Spoonbread is a custardy type of cornbread that's so soft it can be scooped with a spoon. A side dish or eaten on its own with butter, savory ingredients like scallions, greens, corn, or cheese, and sweet ones like fruit, honey, or maple syrup can also be mixed in. Although still beloved by many Southerners, spoonbread isn't as common as it once was and is hard to find on restaurant menus.

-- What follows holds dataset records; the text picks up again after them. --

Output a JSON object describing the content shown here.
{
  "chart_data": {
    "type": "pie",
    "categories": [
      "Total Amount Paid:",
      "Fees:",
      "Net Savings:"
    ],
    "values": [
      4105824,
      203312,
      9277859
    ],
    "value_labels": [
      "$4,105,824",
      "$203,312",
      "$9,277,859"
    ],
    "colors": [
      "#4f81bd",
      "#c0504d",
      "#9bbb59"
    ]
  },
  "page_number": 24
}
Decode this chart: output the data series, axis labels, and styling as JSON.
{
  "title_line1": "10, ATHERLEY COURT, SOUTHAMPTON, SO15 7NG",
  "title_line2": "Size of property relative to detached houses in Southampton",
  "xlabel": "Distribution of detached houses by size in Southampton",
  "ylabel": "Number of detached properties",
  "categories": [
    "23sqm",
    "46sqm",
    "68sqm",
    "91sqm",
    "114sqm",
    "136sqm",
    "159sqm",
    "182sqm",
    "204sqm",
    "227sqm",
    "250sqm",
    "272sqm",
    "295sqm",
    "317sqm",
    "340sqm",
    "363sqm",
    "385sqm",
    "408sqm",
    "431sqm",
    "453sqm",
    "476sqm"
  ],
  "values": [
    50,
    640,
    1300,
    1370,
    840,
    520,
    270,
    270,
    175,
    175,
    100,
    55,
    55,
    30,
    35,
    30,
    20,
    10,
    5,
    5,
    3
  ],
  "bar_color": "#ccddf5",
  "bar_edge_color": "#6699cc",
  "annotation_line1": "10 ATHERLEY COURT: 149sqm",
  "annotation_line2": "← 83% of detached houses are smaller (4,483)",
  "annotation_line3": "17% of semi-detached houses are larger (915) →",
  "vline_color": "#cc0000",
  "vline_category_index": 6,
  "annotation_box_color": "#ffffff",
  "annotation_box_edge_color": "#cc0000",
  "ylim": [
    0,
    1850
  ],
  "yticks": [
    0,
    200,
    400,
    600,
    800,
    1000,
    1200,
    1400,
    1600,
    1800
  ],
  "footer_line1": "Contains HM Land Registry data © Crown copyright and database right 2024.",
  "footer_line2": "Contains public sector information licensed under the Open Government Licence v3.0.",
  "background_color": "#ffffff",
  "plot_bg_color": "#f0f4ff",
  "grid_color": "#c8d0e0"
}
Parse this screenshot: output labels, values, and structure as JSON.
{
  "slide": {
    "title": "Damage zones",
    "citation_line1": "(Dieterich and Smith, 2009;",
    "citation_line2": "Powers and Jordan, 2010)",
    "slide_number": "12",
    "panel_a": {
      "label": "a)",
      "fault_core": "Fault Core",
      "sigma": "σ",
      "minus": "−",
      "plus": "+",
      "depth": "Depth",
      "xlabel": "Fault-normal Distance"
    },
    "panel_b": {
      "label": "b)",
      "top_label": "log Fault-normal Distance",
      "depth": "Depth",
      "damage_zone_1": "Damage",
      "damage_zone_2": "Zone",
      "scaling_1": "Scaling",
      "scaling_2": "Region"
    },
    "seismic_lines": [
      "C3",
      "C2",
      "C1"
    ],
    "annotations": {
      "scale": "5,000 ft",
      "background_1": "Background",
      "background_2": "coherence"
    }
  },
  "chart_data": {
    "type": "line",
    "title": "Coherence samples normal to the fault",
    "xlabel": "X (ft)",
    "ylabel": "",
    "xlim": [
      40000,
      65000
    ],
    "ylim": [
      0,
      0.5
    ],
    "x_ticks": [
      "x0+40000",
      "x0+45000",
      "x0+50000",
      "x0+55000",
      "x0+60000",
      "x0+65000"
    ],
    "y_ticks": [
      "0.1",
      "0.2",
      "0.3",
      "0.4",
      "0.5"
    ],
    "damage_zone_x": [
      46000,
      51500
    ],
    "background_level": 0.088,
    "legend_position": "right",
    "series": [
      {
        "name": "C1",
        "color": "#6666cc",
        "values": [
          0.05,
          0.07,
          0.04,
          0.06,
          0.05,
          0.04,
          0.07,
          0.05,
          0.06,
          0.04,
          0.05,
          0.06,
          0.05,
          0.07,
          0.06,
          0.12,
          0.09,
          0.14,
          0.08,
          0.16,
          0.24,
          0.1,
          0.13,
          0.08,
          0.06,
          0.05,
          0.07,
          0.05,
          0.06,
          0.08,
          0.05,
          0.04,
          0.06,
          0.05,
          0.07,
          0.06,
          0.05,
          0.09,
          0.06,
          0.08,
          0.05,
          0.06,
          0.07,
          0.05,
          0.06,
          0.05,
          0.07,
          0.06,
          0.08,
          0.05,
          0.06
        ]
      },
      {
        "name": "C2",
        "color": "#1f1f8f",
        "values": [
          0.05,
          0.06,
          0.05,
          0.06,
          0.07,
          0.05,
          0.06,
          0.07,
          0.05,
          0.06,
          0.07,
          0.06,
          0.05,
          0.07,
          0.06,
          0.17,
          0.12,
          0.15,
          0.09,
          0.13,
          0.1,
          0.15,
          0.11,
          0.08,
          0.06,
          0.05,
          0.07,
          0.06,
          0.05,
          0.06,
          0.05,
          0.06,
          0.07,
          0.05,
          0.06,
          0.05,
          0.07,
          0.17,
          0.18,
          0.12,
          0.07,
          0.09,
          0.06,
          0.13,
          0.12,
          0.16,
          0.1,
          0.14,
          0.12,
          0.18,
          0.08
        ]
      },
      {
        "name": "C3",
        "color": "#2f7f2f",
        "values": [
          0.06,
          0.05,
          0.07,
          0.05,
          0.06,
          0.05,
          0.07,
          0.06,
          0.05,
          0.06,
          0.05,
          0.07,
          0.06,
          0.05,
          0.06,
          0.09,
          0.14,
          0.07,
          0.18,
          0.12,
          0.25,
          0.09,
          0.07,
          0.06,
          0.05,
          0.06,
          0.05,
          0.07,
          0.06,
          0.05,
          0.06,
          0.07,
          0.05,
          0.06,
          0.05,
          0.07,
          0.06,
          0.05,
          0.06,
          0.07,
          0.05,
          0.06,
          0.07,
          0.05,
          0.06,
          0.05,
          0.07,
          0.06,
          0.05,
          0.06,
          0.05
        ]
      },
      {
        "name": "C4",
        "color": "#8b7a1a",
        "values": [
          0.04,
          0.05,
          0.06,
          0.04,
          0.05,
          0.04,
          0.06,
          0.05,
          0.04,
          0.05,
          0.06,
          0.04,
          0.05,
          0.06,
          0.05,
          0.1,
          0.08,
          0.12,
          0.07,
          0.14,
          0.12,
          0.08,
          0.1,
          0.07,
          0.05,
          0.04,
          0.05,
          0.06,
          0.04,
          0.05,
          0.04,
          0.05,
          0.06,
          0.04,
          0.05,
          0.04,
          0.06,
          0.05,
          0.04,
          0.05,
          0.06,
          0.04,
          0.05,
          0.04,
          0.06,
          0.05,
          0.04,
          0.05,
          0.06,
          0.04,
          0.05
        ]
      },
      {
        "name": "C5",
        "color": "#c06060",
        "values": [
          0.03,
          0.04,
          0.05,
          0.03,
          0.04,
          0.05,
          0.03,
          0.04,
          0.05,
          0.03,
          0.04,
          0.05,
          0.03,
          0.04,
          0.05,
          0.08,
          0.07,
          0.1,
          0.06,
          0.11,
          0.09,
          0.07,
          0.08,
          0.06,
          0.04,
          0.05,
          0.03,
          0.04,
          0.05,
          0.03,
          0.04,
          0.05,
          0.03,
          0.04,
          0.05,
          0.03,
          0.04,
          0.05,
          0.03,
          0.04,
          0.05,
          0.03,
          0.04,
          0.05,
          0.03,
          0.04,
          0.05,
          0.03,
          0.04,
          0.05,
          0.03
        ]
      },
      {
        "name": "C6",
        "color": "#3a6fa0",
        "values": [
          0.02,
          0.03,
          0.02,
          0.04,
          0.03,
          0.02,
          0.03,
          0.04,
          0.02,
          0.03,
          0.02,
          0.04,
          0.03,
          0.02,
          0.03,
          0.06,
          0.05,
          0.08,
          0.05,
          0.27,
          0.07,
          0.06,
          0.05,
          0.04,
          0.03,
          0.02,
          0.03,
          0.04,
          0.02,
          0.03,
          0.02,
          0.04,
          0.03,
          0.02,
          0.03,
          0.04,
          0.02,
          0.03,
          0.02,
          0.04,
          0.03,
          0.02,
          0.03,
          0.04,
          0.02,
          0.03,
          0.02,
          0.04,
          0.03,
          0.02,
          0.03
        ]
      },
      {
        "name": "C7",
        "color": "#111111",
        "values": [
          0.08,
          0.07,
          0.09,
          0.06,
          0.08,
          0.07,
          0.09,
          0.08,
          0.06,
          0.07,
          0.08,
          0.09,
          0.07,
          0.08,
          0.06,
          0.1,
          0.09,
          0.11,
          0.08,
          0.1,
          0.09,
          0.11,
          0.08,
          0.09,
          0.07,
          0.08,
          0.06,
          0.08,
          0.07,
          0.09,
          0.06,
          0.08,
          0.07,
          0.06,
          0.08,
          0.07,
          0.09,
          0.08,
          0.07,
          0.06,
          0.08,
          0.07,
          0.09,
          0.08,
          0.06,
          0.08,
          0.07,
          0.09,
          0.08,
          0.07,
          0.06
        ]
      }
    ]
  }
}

While spoonbread has the same main cornbread ingredients — cornmeal, eggs, butter, and milk – with added sugar, baking powder, and sometimes flour, the way it's prepared gives it a lighter, creamier texture. Hot water is mixed with the cornmeal before the other ingredients are added. In some recipes, it's just stirred in, while in others, the mixture is cooked. Some recipes make an even airier, puffier bread by separating the eggs and folding in the beaten whites before baking. When done, the batter is put into a baking dish or cast iron skillet and baked.
Where did spoonbread come from?
The 1824 cookbook "The Virginia Housewife" contains the first published spoonbread recipe. Some historians theorize that the recipe for what author Mary Randolph called "Batter Bread" may have come from James Hemings, an enslaved man who was the top chef at Thomas Jefferson's Monticello estate in Charlottesville, Virginia. The future president had brought Hemings with him when he was sent to France as the U.S. ambassador, and there, Hemings learned French cooking techniques that he incorporated into his food. Evidence for Randolph's recipe being from Hemings comes from it using small ramekins like French soufflé.
Randolph's recipe used more flour than cornmeal. However, Sarah Rutledge's 1847 cookbook, "The Carolina Housewife," has the first recipe that was more like the spoonbread that became the popular standard. She called it "Owendaw Bread," named after Awendaw, a South Carolina Sewee tribe village. (Historians assert that spoonbread's Indigenous roots go back to a corn-based Native American porridge.) Nevertheless, the word "spoon" doesn't appear in a recipe for the dish until 1904's "The Blue Grass Cookbook," which showed how to make "Spoon Corn Bread."